My orthopedist handed me a scrip and said, “Get a cane. It will help. Do you know how to walk with one?” And my cane adventures began.
I’m 48, which is too young to be running around with a cane all the time. But, my knee hurt (arthritis), and the doctor showed me how to use a cane and that really took the stress off and relieved a lot of pain. I converted to the group of the cane people.
My husband sometimes uses a cane – just for show and affectation. He has an Irish blackthorn cane which doubles as a shillelagh. He has a tall, twisted Gandalf staff. Those were far to heavy for me to use for long. He has some speed-walking double sticks. I turned myself into a pretzel trying to use those.
Next, we headed down to the pharmacy – I had a prescription after all. In the assisted-living section with the big raised toilet seats sat the canes. These were lighter and maneuverable. Some even collapsed for small storage.
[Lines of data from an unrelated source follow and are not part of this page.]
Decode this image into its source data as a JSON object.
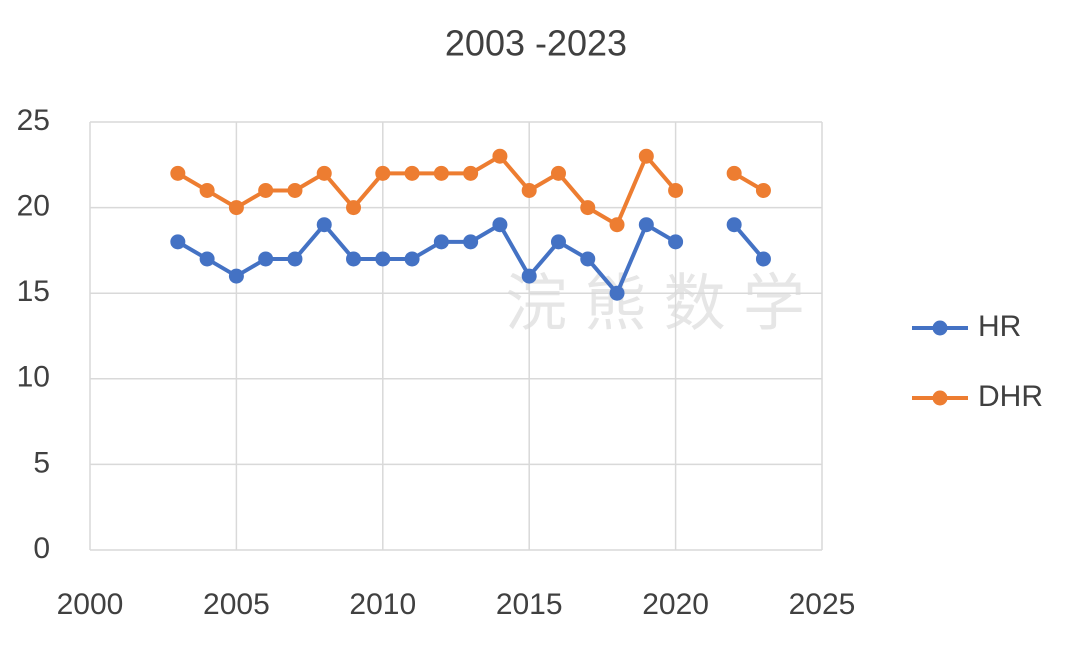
{
  "chart_data": {
    "type": "line",
    "title": "2003 -2023",
    "watermark": "浣 熊 数 学",
    "x": [
      2003,
      2004,
      2005,
      2006,
      2007,
      2008,
      2009,
      2010,
      2011,
      2012,
      2013,
      2014,
      2015,
      2016,
      2017,
      2018,
      2019,
      2020,
      2021,
      2022,
      2023
    ],
    "series": [
      {
        "name": "HR",
        "color": "#4472c4",
        "values": [
          18,
          17,
          16,
          17,
          17,
          19,
          17,
          17,
          17,
          18,
          18,
          19,
          16,
          18,
          17,
          15,
          19,
          18,
          null,
          19,
          17
        ]
      },
      {
        "name": "DHR",
        "color": "#ed7d31",
        "values": [
          22,
          21,
          20,
          21,
          21,
          22,
          20,
          22,
          22,
          22,
          22,
          23,
          21,
          22,
          20,
          19,
          23,
          21,
          null,
          22,
          21
        ]
      }
    ],
    "xlim": [
      2000,
      2025
    ],
    "xticks": [
      2000,
      2005,
      2010,
      2015,
      2020,
      2025
    ],
    "ylim": [
      0,
      25
    ],
    "yticks": [
      0,
      5,
      10,
      15,
      20,
      25
    ],
    "grid": true,
    "legend": "right"
  }
}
But, to a one, they were ugly. Metal, black, the prettiest one was blue. I knew if I chose one of those canes, I would just look sad.
So, I went onto the internet – source of all things wild and interesting. And and boy did they. I was swept away into a world of dragon canes with crystals mounted along them. Canes that hid knives or flasks. Canes that transformed into a stool for sitting. But all those weigh too much.
I searched collapsible metal canes and that brought up more of what I wanted. They had hot pink canes, canes with playing cards printed on them, blue canes with yellow racing stripes, and one cane with gorgeous peacock feathers printed down in. And that one was marked half-off. I figured if I am going to have a cane – it should be bold and pretty – just like me.
Here it is, isn’t it pretty!
It’s a complement getter, especially from other people with canes. I wonder what Freud would say about cane envy? (Oh, yeah, first guess is probably right.)